Monday, June 14, 2010


I love this company's mission. Similar to TerraCycle's but reclaiming the hard-to-recycle coated cardboard cartons for juice and milk. If you're looking for an stylish, eco-friendly, and affordable (ONLY $10?) wallet, buy this!

 (*copied from Milkmuny's Press Release)

The creative Portland start-up wants to spread awareness about the challenges of carton recyclability, raise funds for struggling non-profits and promote a new kind of ‘trashion’ statement all at once.

More than 510,000 tons of milk and juice cartons are generated every year in the United States, but sadly, less than .05% ever get recycled according to an EPA report of (MSW) Municipal Solid Waste). Paper cartons ARE recyclable, however, “because of the wax lining, are not universally recycled. Each locality is different, depending on their recycling process capability”, says the (NRC) National Recycling Coalition.
That’s what got the Portland based industrial designer, John Schreiber, thinking and how was created. The first two initial lines of wallets, in 22 styles (from the reclaimed cartons of recognizable brands of both dairy and juice manufacturers) are available online and at specialty retailers. Milkmuny is already designing other lines of recycled products, as well, to be released by the summer of 09.

“There is considerably talk these days about ‘green’ design but the vast majority of design, both graphic and industrial, is still about promoting consumption”, says John, who is also Milkmuny’s founder and creative principle. “It’s ironic that we continue to dispose of existing products and materials like computers or radios in order to purchase ‘greener’ ones.
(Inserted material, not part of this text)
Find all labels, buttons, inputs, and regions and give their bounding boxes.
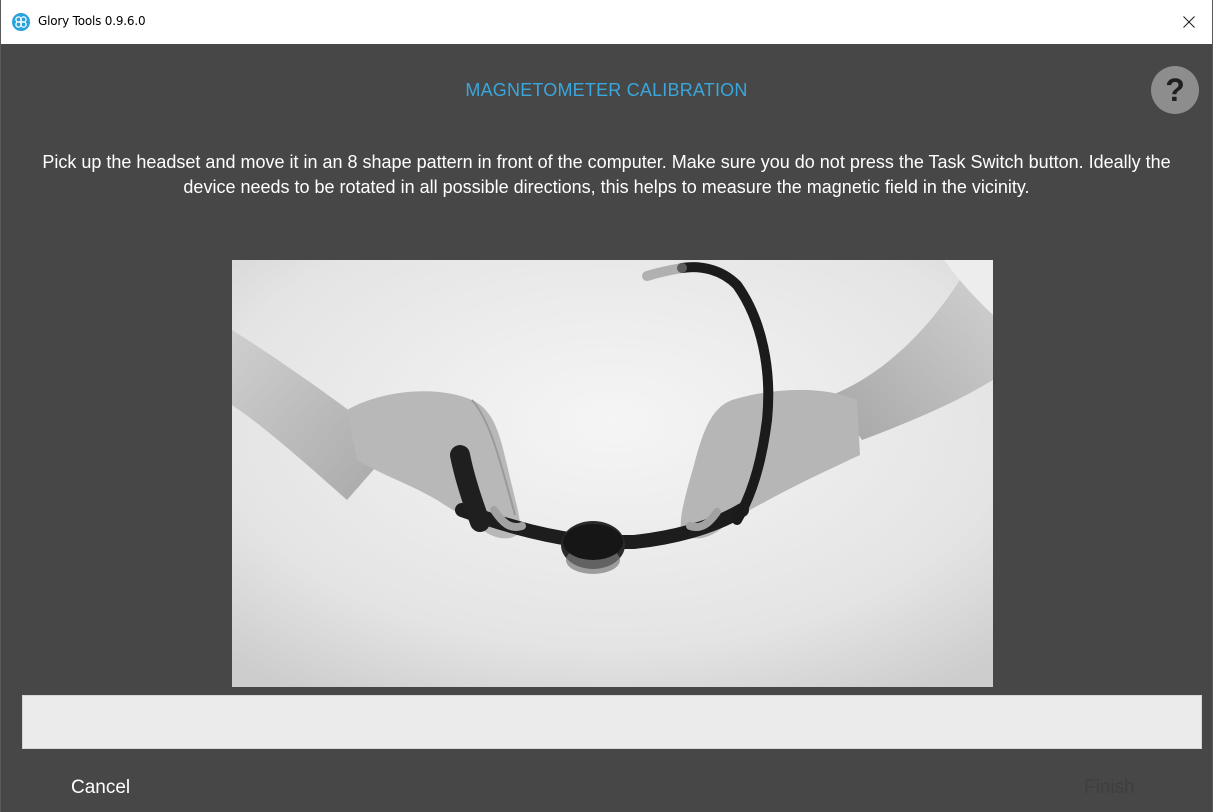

I wanted to challenge traditional design thinking and create a mass produced product that didn’t expend more energy to create or require more resources to produce but was also aesthetically pleasing and uncompromisingly functional. It’s a amazing idea to think that on one hand; here is this ubiquitous but seemingly inconsequential carton so routinely discarded and yet on the other, something that with a little creativity, has the potential to raise money for schools, be an example of innovation in design and reusability – and even create jobs.